Researchers in artificial intelligence and cognitive systems modelling continue to face foundational challenges in their quest to develop plausible models and implementations of cognitive capacities and intelligence in artificial systems. One of the methodological core issues is the question of the integration between sub-symbolic and symbolic approaches to knowledge representation, learning and reasoning in cognitively-inspired models.

Network-based approaches very often enable flexible tools which can discover and process the internal structure of (possibly large) data sets. They promise to give rise to efficient signal-processing models which are biologically plausible and optimally suited for a wide range of applications, whilst possibly also offering an explanation of cognitive phenomena of the human brain.

Still, the extraction of high-level explicit (i.e. symbolic) knowledge from distributed low-level representations thus far has to be considered a mostly unsolved problem.

In recent years, network-based models have seen significant advancement in the wake of the development of the new "deep learning" family of approaches to machine learning. Due to the hierarchically structured nature of the underlying models, these developments have also reinvigorated efforts in overcoming the neural-symbolic divide.

The aim of the special session is to bring together recent work developed in the field of network-based information processing in a cognition-related context, which bridges the gap between different levels of description and paradigms and which sheds light onto canonical solutions or principled approaches occurring in the context of neural-symbolic integration to modelling or implementing cognitively-inspired capacities in artificial systems. 
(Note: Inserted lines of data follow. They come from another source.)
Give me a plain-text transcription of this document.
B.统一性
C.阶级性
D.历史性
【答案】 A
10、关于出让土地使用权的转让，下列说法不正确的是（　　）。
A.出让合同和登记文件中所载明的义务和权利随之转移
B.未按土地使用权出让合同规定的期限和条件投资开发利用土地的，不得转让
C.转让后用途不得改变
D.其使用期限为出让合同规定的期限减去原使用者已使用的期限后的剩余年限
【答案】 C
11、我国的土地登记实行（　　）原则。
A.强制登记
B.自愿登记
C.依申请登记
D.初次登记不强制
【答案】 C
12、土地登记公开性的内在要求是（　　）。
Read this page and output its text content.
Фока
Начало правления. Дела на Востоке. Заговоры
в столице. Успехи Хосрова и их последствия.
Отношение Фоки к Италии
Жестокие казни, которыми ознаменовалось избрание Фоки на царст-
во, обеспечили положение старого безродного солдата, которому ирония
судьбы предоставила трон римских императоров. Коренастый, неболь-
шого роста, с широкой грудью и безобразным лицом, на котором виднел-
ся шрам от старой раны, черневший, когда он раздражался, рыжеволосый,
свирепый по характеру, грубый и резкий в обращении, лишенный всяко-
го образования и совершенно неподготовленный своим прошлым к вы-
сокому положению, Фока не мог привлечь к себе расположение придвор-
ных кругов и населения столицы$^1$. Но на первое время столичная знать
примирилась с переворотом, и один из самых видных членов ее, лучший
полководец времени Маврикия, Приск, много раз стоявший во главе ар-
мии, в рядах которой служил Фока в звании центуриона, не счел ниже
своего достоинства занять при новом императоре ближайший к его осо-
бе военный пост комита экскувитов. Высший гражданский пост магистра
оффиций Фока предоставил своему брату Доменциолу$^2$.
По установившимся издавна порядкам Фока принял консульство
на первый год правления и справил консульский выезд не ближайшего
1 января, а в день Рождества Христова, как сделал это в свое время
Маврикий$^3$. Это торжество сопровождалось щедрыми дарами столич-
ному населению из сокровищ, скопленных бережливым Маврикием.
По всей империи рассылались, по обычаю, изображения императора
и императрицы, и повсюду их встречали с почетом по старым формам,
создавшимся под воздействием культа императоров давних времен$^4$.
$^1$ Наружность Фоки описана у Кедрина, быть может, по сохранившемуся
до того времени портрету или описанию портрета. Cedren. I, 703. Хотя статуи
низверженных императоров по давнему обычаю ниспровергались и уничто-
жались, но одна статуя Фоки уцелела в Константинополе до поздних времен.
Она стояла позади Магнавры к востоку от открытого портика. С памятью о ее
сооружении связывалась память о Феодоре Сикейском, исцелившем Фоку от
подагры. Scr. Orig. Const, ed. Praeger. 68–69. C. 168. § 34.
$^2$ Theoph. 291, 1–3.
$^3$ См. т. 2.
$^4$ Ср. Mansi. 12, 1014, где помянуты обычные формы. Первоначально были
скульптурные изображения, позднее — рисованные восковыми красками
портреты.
Besides classical research work applying computational modelling methods to problems from cognitive psychology, computational neuroscience, artificial intelligence, and cognitive science, this session also explicitly addresses cognitively-inspired neural-symbolic approaches in more application-driven research as, e.g., technical cognitive systems, cognitive robotics, large knowledge bases and big data, etc.

 

= TOPICS =

We particularly encourage submissions related to the following non-exhaustive list of topics:

- new learning paradigms of network-based models addressing different knowledge levels

- biologically plausible methods and models

- integration of network models and symbolic reasoning

- cognitive systems using neural-symbolic paradigms

- extraction of symbolic knowledge from network-based representations

- applications and implementations of cognitively-inspired neural-symbolic approaches in technical systems and industry

- cognitively-inspired neural-symbolic techniques for large knowledge bases and big data

- challenging applications which have the potential to become benchmark problems

- visionary papers concerning the future of network approaches to cognitive modelling or the future role of neural-symbolic systems in applications

 

= DATES & SUBMISSIONS =

The deadlines for submissions, author feedback, etc. are bound to the normal IJCNN 2015 deadlines (and, thus, are also subject to the same changes and extensions).

The current schedule is:

- Paper submission due: January 15, 2015

- Paper review feedback: March 15, 2015

- Final papers due: April 15, 2015

For details on the submission process, formats, etc., please refer to the IJCNN 2015 Call for Papers ( http://www.ijcnn.org/call-for-papers ) and the IJCNN 2015 submission guidelines ( http://www.ijcnn.org/paper-submission ).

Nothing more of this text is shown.